La historia que inspira al novelista está centrada en un personaje guatemalteco, el presidente Jacobo Árbenz Guzmán, hombre de buena fe, quien alentado por las reformas proclamadas por su predecesor, el presidente Arévalo, creía en la posibilidad de convertir a Guatemala –en ese entonces un país de tres millones de habitantes con un 70% de población indígena postergada, discriminada y analfabeta–, en una democracia moderna.

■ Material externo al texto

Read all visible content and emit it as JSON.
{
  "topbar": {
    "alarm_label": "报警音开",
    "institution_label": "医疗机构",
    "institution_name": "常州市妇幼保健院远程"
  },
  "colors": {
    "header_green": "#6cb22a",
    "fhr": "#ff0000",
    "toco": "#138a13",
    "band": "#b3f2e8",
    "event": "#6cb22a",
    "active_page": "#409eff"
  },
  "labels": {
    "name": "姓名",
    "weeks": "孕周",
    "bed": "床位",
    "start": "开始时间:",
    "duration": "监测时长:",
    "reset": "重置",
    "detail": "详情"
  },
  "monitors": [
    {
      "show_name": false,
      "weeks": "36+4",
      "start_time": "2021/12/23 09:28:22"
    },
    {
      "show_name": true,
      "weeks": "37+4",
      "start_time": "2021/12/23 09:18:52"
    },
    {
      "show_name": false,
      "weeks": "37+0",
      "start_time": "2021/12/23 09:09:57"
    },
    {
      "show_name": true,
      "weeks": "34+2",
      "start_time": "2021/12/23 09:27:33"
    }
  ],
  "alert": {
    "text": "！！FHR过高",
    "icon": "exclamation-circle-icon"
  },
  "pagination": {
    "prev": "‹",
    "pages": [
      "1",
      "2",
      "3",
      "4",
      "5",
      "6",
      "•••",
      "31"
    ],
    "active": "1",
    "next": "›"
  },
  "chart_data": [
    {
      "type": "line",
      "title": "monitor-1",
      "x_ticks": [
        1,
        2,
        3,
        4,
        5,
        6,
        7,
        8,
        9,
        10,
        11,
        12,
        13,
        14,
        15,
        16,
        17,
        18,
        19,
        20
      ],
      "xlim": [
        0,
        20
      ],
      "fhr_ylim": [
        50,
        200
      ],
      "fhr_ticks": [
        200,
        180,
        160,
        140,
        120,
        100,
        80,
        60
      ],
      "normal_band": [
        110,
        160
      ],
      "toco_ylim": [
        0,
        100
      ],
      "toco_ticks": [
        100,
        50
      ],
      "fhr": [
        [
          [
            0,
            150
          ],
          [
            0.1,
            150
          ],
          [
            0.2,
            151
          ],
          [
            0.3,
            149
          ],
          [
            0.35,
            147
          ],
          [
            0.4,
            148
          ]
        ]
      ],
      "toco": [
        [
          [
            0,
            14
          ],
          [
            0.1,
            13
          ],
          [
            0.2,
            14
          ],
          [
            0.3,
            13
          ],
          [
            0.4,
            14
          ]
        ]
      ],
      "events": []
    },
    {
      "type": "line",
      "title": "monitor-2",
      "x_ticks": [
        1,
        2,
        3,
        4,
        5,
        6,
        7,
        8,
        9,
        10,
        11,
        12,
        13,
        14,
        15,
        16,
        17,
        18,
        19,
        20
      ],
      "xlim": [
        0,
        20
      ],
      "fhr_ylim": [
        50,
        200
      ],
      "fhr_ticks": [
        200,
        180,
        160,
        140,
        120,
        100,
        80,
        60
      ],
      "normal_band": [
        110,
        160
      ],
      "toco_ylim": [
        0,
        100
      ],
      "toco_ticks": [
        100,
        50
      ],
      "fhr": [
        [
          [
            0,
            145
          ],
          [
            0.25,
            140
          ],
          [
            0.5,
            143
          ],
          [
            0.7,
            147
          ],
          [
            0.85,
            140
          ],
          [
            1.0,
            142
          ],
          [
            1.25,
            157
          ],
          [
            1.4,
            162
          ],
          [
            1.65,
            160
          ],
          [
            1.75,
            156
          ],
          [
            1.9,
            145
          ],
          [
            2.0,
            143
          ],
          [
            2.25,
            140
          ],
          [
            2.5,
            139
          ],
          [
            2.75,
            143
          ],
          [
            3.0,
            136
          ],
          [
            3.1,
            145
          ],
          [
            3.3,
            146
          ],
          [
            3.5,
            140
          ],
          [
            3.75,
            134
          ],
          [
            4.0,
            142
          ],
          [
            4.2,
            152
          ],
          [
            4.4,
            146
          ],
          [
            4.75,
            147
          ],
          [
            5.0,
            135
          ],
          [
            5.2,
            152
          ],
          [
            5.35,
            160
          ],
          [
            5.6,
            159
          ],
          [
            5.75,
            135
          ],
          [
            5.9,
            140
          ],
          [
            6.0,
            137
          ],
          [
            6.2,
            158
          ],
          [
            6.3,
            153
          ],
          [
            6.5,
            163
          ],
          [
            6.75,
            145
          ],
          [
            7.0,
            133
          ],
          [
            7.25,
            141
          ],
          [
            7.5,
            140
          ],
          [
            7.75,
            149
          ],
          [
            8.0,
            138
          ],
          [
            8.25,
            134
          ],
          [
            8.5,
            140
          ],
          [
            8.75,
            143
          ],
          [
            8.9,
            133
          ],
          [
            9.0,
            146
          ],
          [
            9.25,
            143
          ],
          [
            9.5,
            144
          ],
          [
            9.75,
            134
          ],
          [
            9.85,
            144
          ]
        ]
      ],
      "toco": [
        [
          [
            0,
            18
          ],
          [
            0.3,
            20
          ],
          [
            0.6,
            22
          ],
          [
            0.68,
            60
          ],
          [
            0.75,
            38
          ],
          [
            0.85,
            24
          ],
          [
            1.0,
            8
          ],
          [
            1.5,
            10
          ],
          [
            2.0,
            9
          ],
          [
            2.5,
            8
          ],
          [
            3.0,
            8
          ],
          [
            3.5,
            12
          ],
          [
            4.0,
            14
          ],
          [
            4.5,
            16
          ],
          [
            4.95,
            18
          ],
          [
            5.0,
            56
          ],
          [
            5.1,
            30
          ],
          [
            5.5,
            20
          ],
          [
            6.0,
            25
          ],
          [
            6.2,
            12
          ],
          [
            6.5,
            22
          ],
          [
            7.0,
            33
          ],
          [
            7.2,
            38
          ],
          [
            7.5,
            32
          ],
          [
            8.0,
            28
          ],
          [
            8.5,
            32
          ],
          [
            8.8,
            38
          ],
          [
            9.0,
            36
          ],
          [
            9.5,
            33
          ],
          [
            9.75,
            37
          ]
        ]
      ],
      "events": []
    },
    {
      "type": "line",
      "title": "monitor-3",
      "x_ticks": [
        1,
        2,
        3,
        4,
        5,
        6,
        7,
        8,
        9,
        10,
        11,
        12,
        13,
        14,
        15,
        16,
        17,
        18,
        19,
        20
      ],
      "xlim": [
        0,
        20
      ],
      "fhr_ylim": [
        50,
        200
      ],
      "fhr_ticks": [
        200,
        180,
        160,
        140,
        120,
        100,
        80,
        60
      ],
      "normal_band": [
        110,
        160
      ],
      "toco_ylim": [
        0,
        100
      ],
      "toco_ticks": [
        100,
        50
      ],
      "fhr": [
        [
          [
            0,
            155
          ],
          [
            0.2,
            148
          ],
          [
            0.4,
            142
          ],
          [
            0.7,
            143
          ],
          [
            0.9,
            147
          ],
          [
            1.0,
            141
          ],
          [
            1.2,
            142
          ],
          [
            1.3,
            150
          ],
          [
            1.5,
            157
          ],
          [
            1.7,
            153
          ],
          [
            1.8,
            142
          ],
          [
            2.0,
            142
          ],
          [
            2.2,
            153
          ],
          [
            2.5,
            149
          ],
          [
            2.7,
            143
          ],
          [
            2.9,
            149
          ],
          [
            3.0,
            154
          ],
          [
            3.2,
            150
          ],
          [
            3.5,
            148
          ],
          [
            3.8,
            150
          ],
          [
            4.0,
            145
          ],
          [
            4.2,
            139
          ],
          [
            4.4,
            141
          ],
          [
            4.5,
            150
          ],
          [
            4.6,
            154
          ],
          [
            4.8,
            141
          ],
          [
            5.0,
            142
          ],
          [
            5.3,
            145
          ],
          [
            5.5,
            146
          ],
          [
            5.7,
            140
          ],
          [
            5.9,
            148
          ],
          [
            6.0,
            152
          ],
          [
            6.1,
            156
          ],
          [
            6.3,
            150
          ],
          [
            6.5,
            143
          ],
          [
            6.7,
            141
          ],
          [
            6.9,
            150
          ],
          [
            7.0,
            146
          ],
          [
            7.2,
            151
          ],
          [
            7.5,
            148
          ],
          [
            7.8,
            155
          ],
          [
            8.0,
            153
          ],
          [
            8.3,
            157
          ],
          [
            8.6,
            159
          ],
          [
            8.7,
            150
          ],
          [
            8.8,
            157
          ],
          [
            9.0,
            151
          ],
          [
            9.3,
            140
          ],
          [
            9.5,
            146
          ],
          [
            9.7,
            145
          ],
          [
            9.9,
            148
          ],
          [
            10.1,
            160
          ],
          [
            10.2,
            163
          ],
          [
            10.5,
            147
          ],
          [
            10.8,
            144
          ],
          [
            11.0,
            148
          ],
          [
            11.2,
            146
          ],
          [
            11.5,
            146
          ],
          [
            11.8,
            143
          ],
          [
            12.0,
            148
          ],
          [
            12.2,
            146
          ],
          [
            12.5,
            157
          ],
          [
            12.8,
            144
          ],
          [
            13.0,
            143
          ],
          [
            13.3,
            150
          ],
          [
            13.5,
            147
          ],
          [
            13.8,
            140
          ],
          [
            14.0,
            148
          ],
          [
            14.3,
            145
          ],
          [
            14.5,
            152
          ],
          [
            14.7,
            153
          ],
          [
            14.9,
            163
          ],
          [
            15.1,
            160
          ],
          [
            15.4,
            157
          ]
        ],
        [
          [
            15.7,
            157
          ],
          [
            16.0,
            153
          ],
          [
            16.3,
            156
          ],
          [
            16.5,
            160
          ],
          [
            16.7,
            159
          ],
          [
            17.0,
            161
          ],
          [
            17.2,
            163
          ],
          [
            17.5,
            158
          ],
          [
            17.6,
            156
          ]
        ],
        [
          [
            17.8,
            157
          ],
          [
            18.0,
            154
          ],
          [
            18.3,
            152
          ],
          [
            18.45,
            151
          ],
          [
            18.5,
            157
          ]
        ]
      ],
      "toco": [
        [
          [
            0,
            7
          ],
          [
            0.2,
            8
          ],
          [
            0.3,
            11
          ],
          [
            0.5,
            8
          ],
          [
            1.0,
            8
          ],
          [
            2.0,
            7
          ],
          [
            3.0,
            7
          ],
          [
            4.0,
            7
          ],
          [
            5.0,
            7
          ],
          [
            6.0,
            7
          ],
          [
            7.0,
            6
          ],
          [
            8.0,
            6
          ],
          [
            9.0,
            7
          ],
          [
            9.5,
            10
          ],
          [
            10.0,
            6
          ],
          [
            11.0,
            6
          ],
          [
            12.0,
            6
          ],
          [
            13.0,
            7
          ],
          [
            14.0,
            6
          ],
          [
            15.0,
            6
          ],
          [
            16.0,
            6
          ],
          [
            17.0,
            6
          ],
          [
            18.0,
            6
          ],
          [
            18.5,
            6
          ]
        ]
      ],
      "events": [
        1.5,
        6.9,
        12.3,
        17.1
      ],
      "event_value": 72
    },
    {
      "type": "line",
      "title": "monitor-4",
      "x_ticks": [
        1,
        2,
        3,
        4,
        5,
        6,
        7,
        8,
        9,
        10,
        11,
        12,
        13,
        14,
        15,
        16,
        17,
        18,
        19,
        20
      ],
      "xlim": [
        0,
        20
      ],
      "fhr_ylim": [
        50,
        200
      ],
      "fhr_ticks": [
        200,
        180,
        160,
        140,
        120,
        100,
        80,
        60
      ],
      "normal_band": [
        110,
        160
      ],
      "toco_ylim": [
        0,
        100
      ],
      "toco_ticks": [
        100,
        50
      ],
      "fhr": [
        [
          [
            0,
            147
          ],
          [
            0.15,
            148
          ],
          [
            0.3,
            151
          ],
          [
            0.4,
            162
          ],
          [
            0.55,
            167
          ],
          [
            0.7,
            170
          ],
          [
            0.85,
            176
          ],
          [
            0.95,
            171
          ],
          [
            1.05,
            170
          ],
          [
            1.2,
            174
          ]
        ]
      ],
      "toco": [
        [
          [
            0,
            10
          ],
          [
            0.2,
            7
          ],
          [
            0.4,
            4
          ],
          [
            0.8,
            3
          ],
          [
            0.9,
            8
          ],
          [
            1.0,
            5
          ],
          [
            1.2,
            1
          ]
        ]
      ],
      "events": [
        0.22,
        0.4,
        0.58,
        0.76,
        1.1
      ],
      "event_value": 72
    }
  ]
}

Árbenz ganó las elecciones en 1951 con un 65 % de los votos, y si bien su programa político se centraba en la implementación de indispensables reformas sociales, entre ellas la reforma agraria, su modelo se inspiraba en el sistema democrático norteamericano, al cual admiraba.
Contradictoriamente, fue precisamente en los Estados Unidos donde se cocinó su derrocamiento. Una poderosa compañía norteamericana que detentaba el monopolio de la comercialización del banano en la región, la United Fruit Company (hoy Chiquita Brands International), confabuló contra el proyecto reformista del flamante presidente. Acostumbrada a no pagar impuestos gracias a una exoneración tributaria con nombre propio, y a explotar su industria sin las restricciones que imponen los derechos laborales mínimos, la multinacional norteamericana, cercana a la CIA y al Departamento de Estado por la presencia de los hermanos Dulles, sus apoderados, inició una campaña para desestabilizar al gobierno de Árbenz y colocar un presidente fantoche afín a sus intereses.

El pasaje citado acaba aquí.